Given the substantially improved fit and AIC compared to the simple model, checking whether there are enough data points per group of HUMAN_ID, as too low a number could lead to overfitting.

In [None]:
table(data$HUMAN_ID) 
mean(table(data$HUMAN_ID)) #more than 20 per group which is recommended
sd(table(data$HUMAN_ID))
length(unique(data$HUMAN_ID)) #slightly below rule of thumb of 30 groups

#### Leave-One-Out Cross Validation

Fitting models with one data point left out at each time, then having the models predict the left-out data point. Finally, seeing how well the models predict unseen data, giving an estimate of model performance. 

Note that this code takes a long time to fully execute.

In [None]:
predictions <- numeric(nrow(data)) #vector for storing predictions

#Iterating over dataset
for (i in 1:nrow(data)) {
    print(i)
    
    train_data <- data[-i, ] #creating 'train_data' which leaves out the current data point

    #fitting model on 'train_data'
    model_loo <- glmer(CURRENT ~ PREVIOUS_SPEAKER_COMBINED * QUASI_PERSISTENCE +
                       PREVIOUS_BETA_ZWOELF + 
                       (1 | HUMAN_ID), 
                       data = train_data, family = binomial)

    #checking if model converged, if yes (messages are NULL)...
    if (is.null(model_loo@optinfo$conv$lme4$messages)) {
        #having 'model_loo' predict the current data point and storing it in 'predictions'
        predictions[i] <- predict(model_loo, newdata = data[i, , drop = FALSE], type = "response")
    } else { 
        predictions[i] <- NA #if not, storing NA (otherwise R fills 'predictions' for missing indices with 0 which, however, could also be a probability)
        }
}

Checking in how many cases no prediction could be made as the model did not converge on the remaining data points, filtering for valid predictions only.

In [None]:
sum(is.na(predictions))
filtered_predictions <- predictions[!is.na(predictions)] 

Extracting the ground truth and filtering for values where a prediction could be made as a model was successfully fitted on the remaining data points. 

In [None]:
actuals <- data$CURRENT
filtered_actuals <- actuals[!is.na(predictions)] 
length(filtered_actuals) == length(filtered_predictions)

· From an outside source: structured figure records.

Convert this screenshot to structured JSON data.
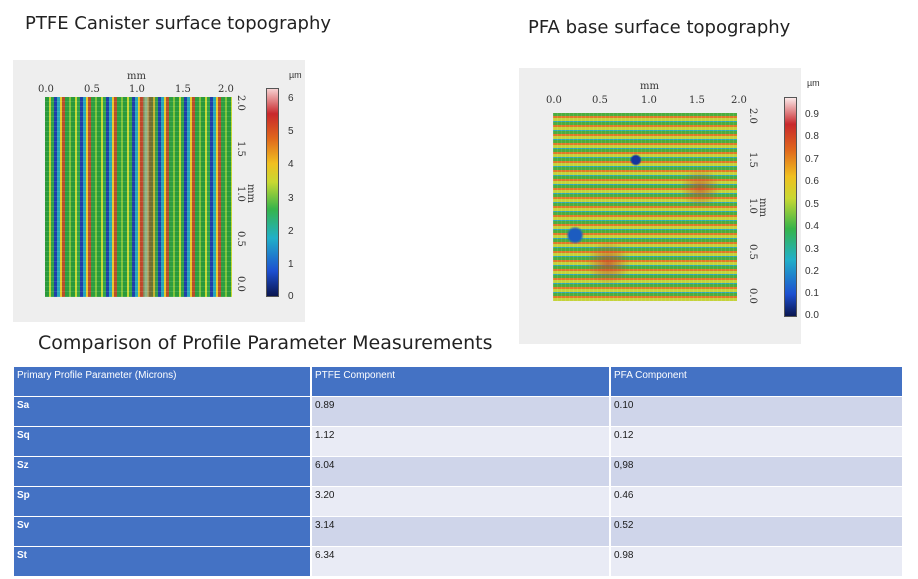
{
  "ptfe_plot": {
    "title": "PTFE Canister surface topography",
    "x_unit": "mm",
    "x_ticks": [
      "0.0",
      "0.5",
      "1.0",
      "1.5",
      "2.0"
    ],
    "y_unit": "mm",
    "y_ticks": [
      "2.0",
      "1.5",
      "1.0",
      "0.5",
      "0.0"
    ],
    "scale_unit": "µm",
    "scale_ticks": [
      "6",
      "5",
      "4",
      "3",
      "2",
      "1",
      "0"
    ]
  },
  "pfa_plot": {
    "title": "PFA base surface topography",
    "x_unit": "mm",
    "x_ticks": [
      "0.0",
      "0.5",
      "1.0",
      "1.5",
      "2.0"
    ],
    "y_unit": "mm",
    "y_ticks": [
      "2.0",
      "1.5",
      "1.0",
      "0.5",
      "0.0"
    ],
    "scale_unit": "µm",
    "scale_ticks": [
      "0.9",
      "0.8",
      "0.7",
      "0.6",
      "0.5",
      "0.4",
      "0.3",
      "0.2",
      "0.1",
      "0.0"
    ]
  },
  "comparison": {
    "title": "Comparison of Profile Parameter Measurements",
    "headers": [
      "Primary Profile Parameter (Microns)",
      "PTFE Component",
      "PFA Component"
    ],
    "rows": [
      {
        "param": "Sa",
        "ptfe": "0.89",
        "pfa": "0.10"
      },
      {
        "param": "Sq",
        "ptfe": "1.12",
        "pfa": "0.12"
      },
      {
        "param": "Sz",
        "ptfe": "6.04",
        "pfa": "0,98"
      },
      {
        "param": "Sp",
        "ptfe": "3.20",
        "pfa": "0.46"
      },
      {
        "param": "Sv",
        "ptfe": "3.14",
        "pfa": "0.52"
      },
      {
        "param": "St",
        "ptfe": "6.34",
        "pfa": "0.98"
      }
    ]
  }
}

Replacing probabilities in `filtered_predictions` such that values above 0.5 mean "zwoelf" was predicted ("zwoelf" is the modelled level) and values below mean "dezember" was predicted instead.

In [None]:
predicted_class <- ifelse(filtered_predictions > 0.5, "zwoelf", "dezember")
predicted_class

Comparing ground truth with predicted class for each data point and calculating mean.

In [None]:
mean(filtered_actuals == predicted_class)

### Visualisation

#### Coefficient Plot

In [None]:
model_summary <- tidy(final_mixed_model, conf.int = TRUE) %>% filter(effect == "fixed")  #Include only fixed effects

plot <- ggplot(model_summary, aes(x = estimate, y = term, color = p.value < 0.05)) +
          geom_point(size = 3) +
          geom_errorbarh(aes(xmin = conf.low, xmax = conf.high), height = 0.2) +  
          geom_vline(xintercept = 0, linetype = "dashed") +
          labs(
            x = "Estimated Coefficient",
            y = "Predictors",
          ) +
          theme_minimal() +
          scale_color_manual(values = c("TRUE" = "black", "FALSE" = "gray")) +  #Grey out non-significant predictors
          coord_fixed(ratio = 0.5)

plot

#### Prediction Plot

Plot visualises the probability of observing "zwoelf" in CURRENT given different combinations of variants in PREVIOUS and SPEAKERS.

In [None]:
#for "zwölf" in CURRENT
plot <- plot_model(final_mixed_model, type = "pred", 
                   terms = c("PREVIOUS_SPEAKER_COMBINED", "PREVIOUS_BETA_ZWOELF"), 
                   group = "HUMAN_ID", dpi = 300)

plot <- plot +
    aes(color = as.factor(group), shape = as.factor(group)) +
    scale_shape_manual(values = c(16, 17)) +
    guides(color = guide_legend(title = "PREVIOUS_BETA_ZWOELF"),
    shape = guide_legend(title = "PREVIOUS_BETA_ZWOELF")) +
    theme_minimal(base_size = 12) +
    theme(plot.title = element_blank(),
          legend.position = "right")

plot